As the croûtons are cooking, I like to chop my vegetables. Here's the beauty of this dish. It's prettier when it's rustic looking, meaning, don't chop perfect pieces. roughly chop your peppers, tomatoes, cucumber, basil, and red onion. Throw these guys in a bowl. Toss the capers in the bowl of fresh goodness now, also.

Next for the vinaigrette. Place 5 tbsp (give or take) of EVOO in a bowl. Add the white wine vinegar. Then the Dijon mustard, the garlic, and a little salt and pepper. Whisk together. The vinaigrette will be thik and delicious looking.

Toss the croûtons in the bowl with the veggies and drizzle the vinaigrette over the salad. Toss the salad around and let it sit in the fridge for at least an hour before serving so the flavors come together.
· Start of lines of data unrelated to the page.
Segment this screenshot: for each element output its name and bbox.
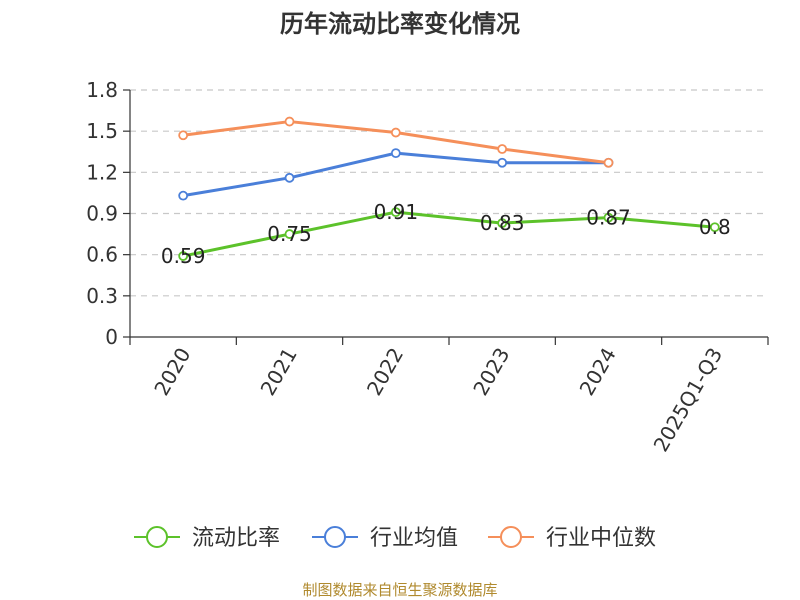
data-point — [284, 172, 295, 183]
data-point — [390, 127, 401, 138]
legend-marker — [146, 526, 168, 548]
legend-label: 流动比率 — [192, 526, 280, 551]
data-point — [497, 218, 508, 229]
data-point — [178, 130, 189, 141]
x-tick-label: 2023 — [468, 343, 514, 399]
x-tick-label: 2021 — [256, 344, 302, 400]
data-label: 0.83 — [480, 211, 525, 235]
x-tick-label: 2022 — [362, 344, 408, 400]
data-label: 0.75 — [267, 222, 312, 246]
legend-label: 行业中位数 — [546, 526, 656, 551]
data-labels: 0.59 0.75 0.91 0.83 0.87 0.8 — [161, 200, 731, 268]
source-note: 制图数据来自恒生聚源数据库 — [302, 581, 497, 599]
data-point — [497, 157, 508, 168]
data-point — [709, 222, 720, 233]
data-label: 0.87 — [586, 206, 631, 230]
x-tick-label: 2020 — [149, 344, 195, 400]
legend: 流动比率 行业均值 行业中位数 — [134, 526, 656, 551]
data-point — [603, 212, 614, 223]
legend-marker — [500, 526, 522, 548]
y-tick-label: 1.2 — [86, 160, 118, 184]
grid — [130, 89, 768, 297]
legend-marker — [324, 526, 346, 548]
series — [178, 116, 720, 261]
y-tick-label: 1.8 — [86, 78, 118, 102]
y-tick-label: 0.6 — [86, 243, 118, 267]
data-point — [284, 116, 295, 127]
x-tick-label: 2024 — [575, 344, 621, 400]
y-tick-label: 0 — [105, 325, 118, 349]
y-tick-label: 0.9 — [86, 202, 118, 226]
x-tick-label: 2025Q1-Q3 — [648, 344, 727, 456]
data-point — [497, 144, 508, 154]
data-point — [284, 229, 295, 239]
data-point — [178, 190, 189, 201]
data-label: 0.59 — [161, 244, 206, 268]
data-label: 0.8 — [699, 215, 731, 239]
data-point — [603, 157, 614, 168]
series-line-2 — [182, 151, 609, 198]
data-point — [178, 251, 189, 261]
legend-label: 行业均值 — [370, 526, 458, 551]
y-tick-label: 1.5 — [86, 119, 118, 143]
data-point — [390, 148, 401, 159]
data-point — [390, 207, 401, 218]
chart-title: 历年流动比率变化情况 — [280, 10, 520, 38]
data-label: 0.91 — [374, 200, 419, 224]
series-line-1 — [182, 210, 715, 258]
y-tick-label: 0.3 — [86, 284, 118, 308]
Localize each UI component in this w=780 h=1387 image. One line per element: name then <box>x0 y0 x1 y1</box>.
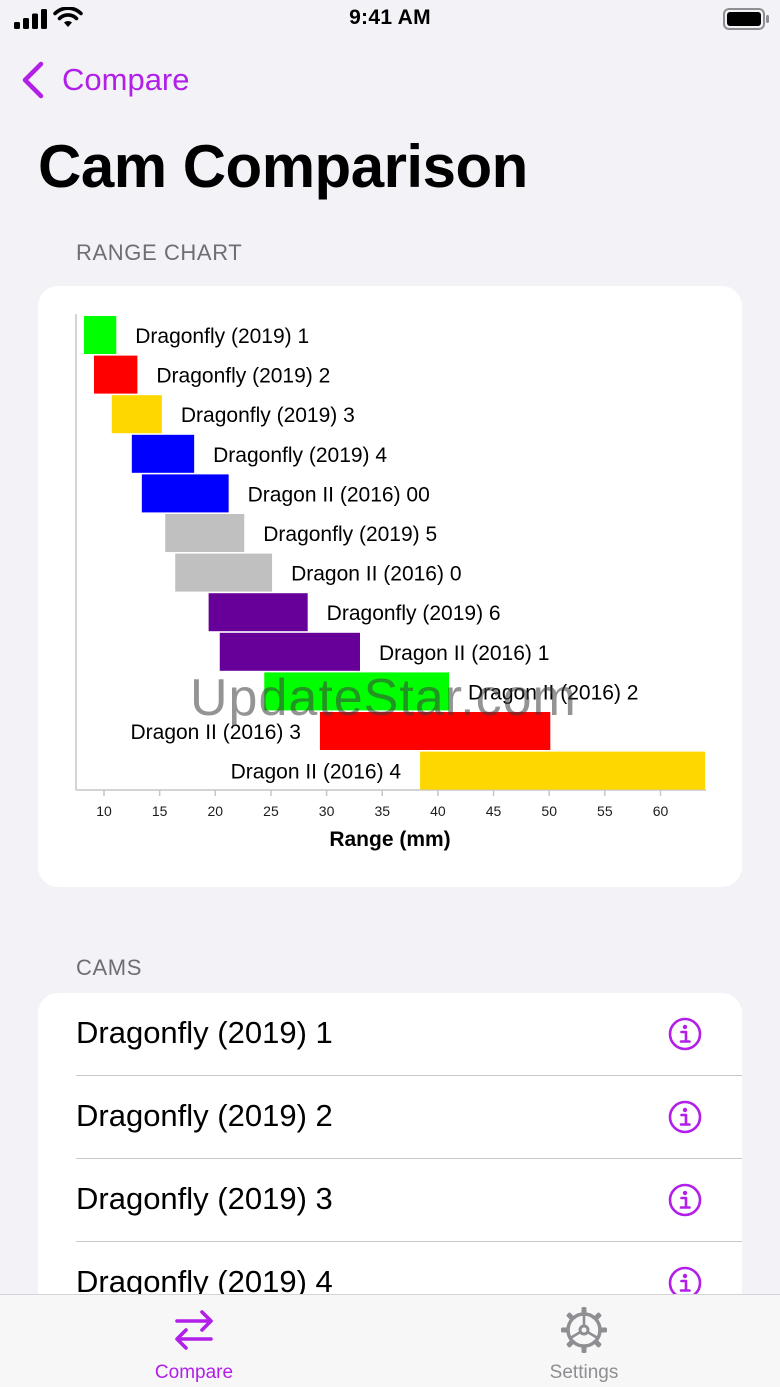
battery-icon <box>723 8 769 30</box>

And that is it. It's delicious, homemade, and you'll become addicted.
The facts (they make it easy to become addicted- the fat content is from olive oil, which is a healthy fat for you, and hellllo veggies!):

Nutrition Facts

Serving Size: 3/4 bowl (about 1.5 cups)

Amount per Serving

Calories 199
Calories from Fat 112.1

Total Fat 12.46g

Saturated Fat 1.75g
Cholesterol 0mg
Sodium 591.11mg
Total Carbohydrate 20.27g
Dietary Fiber 1.9g
Sugars 2.7g
Protein 1.02g
It would be a lie if I said anyone in my family made this salad growing up.
But I tell you what, I will be making this every summer from here on out....and I bet you will, too!